Takashi Murakami: Kemiskinan adalah roda utama seniman, kalau yang kaya cuman mau pesta
Seniman legendaris Takashi Murakami yang menginisiasi gerakan kesenian “SUPERFLAT”, baru saja singgah ke Ibu Kota Jakarta pada akhir pekan kemarin dan menjadi panelis di IdeaFest 2022 (27/11).
Saat ditemui dalam presentasi dan diskusi bersama media, Murakami melontarkan pandangannya yang terkait gejolak awal karier seniman muda. Di mana perjuangan utamanya ialah melawan kemiskinan. “Seniman muda? (Kesulitannya) adalah kemiskinan,” ujar Murakami kepada TFR (27/11).
Akan tetapi, menurutnya tak dimungkiri bahwa di saat bersamaan, kemiskinan yang bukan semata-mata tentang finansial tapi juga fasilitas merupakan, “mesin utama” bagi seniman muda untuk bermimpi, berkreasi, berpikir kritis. Bahkan kemiskinan jadi dorongan untuk “membuat sebuah perubahan.”

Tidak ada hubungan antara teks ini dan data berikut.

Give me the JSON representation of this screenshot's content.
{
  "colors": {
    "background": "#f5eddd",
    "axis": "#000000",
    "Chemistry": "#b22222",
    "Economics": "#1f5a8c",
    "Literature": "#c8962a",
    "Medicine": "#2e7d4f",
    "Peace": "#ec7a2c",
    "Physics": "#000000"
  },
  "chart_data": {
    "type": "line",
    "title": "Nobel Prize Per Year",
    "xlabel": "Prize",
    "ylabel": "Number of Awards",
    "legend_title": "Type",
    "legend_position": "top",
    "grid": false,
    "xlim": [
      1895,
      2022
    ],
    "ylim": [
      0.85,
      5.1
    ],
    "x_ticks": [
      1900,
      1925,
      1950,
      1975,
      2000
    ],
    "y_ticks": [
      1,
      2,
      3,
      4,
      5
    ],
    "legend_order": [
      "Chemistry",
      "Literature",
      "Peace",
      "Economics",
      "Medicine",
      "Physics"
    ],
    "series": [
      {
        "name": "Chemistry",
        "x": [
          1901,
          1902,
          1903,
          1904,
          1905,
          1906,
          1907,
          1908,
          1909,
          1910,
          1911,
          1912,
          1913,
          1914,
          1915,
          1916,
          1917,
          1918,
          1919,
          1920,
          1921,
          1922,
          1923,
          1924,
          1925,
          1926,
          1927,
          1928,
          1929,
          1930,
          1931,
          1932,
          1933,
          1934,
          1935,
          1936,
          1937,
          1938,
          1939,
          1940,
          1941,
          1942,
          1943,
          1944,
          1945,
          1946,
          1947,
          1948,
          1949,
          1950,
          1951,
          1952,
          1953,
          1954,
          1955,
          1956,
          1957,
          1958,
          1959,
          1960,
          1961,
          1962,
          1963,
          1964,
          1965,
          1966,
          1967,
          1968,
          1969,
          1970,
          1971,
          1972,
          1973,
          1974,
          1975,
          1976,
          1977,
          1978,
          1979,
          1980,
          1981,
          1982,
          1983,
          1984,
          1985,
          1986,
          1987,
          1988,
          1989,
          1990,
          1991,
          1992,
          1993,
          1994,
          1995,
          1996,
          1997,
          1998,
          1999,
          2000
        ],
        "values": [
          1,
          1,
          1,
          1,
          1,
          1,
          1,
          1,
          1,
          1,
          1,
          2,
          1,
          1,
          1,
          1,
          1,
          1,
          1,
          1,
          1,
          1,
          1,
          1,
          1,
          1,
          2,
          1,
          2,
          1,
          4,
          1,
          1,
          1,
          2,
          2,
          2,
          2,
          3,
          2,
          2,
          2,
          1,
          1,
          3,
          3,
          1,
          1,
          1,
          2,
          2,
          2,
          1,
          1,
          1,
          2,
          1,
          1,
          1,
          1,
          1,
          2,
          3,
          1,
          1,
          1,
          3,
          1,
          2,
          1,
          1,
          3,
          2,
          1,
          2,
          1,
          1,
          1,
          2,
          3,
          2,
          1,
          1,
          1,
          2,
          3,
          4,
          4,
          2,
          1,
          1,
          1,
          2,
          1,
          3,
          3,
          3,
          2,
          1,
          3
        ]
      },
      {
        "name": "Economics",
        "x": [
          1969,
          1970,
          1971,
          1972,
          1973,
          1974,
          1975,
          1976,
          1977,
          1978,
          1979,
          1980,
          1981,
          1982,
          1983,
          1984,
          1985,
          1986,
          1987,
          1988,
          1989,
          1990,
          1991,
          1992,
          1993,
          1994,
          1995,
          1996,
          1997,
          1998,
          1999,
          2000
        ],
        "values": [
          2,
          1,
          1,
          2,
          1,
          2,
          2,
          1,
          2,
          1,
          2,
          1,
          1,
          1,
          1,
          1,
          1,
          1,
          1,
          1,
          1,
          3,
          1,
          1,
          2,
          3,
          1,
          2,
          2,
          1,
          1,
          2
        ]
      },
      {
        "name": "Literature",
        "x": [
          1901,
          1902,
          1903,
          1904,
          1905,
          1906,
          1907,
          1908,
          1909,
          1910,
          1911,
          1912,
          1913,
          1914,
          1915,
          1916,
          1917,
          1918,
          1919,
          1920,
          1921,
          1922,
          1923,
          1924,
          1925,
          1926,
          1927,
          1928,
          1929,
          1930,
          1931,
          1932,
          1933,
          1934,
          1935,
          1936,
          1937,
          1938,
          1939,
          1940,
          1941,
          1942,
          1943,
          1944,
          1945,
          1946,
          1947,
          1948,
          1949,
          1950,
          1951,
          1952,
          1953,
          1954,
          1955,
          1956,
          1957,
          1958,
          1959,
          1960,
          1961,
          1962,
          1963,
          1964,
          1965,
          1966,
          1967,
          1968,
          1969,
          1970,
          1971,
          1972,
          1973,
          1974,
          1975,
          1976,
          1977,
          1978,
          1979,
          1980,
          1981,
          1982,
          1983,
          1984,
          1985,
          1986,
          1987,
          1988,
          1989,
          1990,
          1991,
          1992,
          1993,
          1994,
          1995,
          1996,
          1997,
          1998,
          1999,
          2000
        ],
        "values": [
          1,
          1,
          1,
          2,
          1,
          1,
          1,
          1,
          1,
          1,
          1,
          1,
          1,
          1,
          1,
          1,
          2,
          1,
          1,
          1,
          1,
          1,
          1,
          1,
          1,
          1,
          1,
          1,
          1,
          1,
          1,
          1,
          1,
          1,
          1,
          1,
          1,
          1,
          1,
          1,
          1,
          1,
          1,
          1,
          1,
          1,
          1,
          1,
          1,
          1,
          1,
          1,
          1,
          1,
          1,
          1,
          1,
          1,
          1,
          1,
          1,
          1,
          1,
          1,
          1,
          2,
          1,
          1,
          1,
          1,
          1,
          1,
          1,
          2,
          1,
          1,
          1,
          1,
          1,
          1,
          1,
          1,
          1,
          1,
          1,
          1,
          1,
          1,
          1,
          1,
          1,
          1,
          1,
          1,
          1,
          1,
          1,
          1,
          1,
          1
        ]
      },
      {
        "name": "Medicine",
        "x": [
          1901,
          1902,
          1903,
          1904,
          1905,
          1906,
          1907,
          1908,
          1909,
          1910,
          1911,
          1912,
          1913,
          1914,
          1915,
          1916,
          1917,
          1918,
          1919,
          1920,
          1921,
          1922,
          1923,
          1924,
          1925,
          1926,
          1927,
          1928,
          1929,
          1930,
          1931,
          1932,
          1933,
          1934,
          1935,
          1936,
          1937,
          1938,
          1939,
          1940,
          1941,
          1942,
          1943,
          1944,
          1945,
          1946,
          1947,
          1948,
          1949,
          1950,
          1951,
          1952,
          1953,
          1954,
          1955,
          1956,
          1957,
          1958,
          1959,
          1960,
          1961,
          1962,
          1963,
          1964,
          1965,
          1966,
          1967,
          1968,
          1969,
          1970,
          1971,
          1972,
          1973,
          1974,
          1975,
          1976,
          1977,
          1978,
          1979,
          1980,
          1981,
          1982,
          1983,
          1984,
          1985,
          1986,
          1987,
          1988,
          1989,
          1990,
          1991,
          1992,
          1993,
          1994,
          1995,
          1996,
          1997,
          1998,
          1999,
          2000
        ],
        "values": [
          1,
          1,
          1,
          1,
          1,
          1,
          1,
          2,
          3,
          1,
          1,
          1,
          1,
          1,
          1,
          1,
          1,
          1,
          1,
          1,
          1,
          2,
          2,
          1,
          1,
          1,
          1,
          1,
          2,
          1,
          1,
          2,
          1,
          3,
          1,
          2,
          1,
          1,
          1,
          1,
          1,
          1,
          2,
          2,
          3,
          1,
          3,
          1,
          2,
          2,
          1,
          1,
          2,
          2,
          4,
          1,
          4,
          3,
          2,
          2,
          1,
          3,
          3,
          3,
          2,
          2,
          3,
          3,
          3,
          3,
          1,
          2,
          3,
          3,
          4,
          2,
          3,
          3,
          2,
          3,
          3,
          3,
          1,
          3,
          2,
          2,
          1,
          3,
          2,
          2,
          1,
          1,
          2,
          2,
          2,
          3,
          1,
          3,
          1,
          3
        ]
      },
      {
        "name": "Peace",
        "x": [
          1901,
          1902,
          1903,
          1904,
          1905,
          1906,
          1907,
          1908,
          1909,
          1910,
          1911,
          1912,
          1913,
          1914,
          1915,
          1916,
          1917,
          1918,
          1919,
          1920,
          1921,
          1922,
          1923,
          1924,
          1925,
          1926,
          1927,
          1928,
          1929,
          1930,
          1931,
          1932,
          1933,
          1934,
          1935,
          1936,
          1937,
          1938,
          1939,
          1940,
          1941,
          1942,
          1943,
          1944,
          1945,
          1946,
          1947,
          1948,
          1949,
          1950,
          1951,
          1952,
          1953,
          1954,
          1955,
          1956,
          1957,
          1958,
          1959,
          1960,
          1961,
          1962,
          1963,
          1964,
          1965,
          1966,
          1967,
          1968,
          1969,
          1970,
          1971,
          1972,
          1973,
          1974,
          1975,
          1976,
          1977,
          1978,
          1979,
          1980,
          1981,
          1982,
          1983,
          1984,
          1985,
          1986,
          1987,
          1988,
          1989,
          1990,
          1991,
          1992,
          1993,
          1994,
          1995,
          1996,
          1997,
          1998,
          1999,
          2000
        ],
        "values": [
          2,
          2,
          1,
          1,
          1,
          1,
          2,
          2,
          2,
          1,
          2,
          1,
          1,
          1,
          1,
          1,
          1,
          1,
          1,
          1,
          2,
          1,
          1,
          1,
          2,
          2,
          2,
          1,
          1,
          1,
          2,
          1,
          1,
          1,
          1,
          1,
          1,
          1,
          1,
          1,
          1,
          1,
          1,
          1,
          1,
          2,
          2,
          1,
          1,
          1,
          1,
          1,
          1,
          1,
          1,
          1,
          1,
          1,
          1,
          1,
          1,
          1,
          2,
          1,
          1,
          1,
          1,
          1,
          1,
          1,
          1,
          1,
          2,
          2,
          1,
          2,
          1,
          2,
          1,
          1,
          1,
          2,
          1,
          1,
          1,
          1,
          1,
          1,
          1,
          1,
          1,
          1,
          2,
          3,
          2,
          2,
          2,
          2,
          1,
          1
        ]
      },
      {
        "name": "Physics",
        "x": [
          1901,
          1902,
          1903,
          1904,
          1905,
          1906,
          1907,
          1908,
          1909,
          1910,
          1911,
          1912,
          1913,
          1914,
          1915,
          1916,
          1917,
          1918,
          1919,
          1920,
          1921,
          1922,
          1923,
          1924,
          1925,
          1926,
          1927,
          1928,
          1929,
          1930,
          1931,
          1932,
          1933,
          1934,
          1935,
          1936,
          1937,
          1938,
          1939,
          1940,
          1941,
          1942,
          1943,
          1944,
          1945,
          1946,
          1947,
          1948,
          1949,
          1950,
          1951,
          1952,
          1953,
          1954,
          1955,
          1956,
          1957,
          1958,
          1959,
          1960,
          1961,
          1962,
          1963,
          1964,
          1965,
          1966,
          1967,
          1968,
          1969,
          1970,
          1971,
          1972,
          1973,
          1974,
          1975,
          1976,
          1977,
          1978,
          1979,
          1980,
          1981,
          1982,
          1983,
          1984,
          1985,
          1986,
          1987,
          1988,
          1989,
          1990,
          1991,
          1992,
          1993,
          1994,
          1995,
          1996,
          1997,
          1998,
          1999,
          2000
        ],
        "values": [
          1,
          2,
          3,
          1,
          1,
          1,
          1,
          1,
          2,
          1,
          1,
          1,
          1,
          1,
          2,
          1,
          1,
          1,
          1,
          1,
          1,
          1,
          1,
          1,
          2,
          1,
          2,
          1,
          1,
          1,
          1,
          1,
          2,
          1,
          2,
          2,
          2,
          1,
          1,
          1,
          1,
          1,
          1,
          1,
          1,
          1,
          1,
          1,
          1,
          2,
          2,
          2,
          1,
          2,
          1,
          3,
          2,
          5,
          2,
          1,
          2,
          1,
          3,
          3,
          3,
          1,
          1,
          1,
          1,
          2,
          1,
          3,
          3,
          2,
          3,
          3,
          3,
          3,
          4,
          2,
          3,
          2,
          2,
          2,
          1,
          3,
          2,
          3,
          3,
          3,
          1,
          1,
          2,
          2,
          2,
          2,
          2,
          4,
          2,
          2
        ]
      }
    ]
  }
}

“Jadi, ketika ada orang yang bilang dirinya seniman tapi bicara ‘oh, saya miskin, saya tidak bisa bikin karya’, itu bukan seniman,” ujar Murakami tegas. Katanya lagi, “Soalnya, kalau yang kaya, pasti tidak mau jadi seniman. Orang kaya hanya mau pergi pesta, belanja LV, GUCCI atau apa pun itu.”
Ia lanjut mengatakan dengan semangat, “Oh, ini contoh yang bagus! Belanda? Kementerian Budayanya (kini) terus berupaya mendanai senimannya, tapi, apakah kamu mengetahui seniman Belanda yang terkenal hari ini?,” ujar Murakami yang membuat satu ruangan di JCC pada sore itu, hening.
Murakami pun bilang, “Nah (itu menunjukkan bahwa), dibiayai oleh pemerintah, bukanlah hal yang baik.”
Sedangkan menurut Murakami, keadaan sebaliknya terjadi di negaranya. Keuangan di Jepang yang “sangat buruk” melahirkan luapan kreasi seni, termasuk manga hingga gim Jepang yang telah mendunia.
“Ketika saya debut pada 1990an, dunia seni Jepang sangat buruk,” ujarnya. Hal itu jugalah yang mendorong Murakami untuk menuangkan kegelisahannya dalam karya-karyanya.
Namun, Murakami juga sadar bahwa seniman muda tetap membutuhkan sokongan dana yang didukung oleh edukasi soal dunia kesenian. Dirinya paham betul manfaat pendanaan bagi seniman muda.
Pada 1994, kesempatan untuk mencicipi kesenian di New York, Amerika Serikat (AS), datang dari sebuah lembaga kebudayaan, yang kemudian menjadi gerbang utama karier kontemporer Murakami.
“Karena waktu saya muda, yang membantu adalah yayasan dari AS, dan itu sangat membantu saya,” ujar seniman yang dikenal dengan visual ‘bunga Murakami’ tersebut. Kesadaran itu membuatnya terpikir, “Saya harus melakukan sesuatu, dan bisa berguna bagi anak-anak (seniman) muda.”
Alhasil, lewat perusahaan Kai Kai Kiki yang didirikan Murakami sejak 2001, divisi Artist Management-nya terus mengembangkan program edukasi bagi talenta muda kesenian, demi melahirkan regenerasi.
Murakami juga menginisiasi program inkubasi bernama GEISAI sejak 2002 hingga hari ini. Program itu menjadi wadah pembinaan dan eksplorasi karya, juga pendanaan untuk karier seniman muda.
“Saat ini (perusahaan) telah berkembang pesat,” ujarnya, “Jika ada orang yang mau mendanai dan mendukung seniman muda dan dunia seni,” dapat dilakukan melalui GEISAI.
Bagi Murakami, dukungannya terhadap seniman muda dilakukan lantaran Ia merasakan betul kesulitan kemiskinan yang dilalui kebanyakan seniman muda. “Ketika saya sudah tiada, mungkin seniman muda bisa belajar dari saya,” pungkasnya.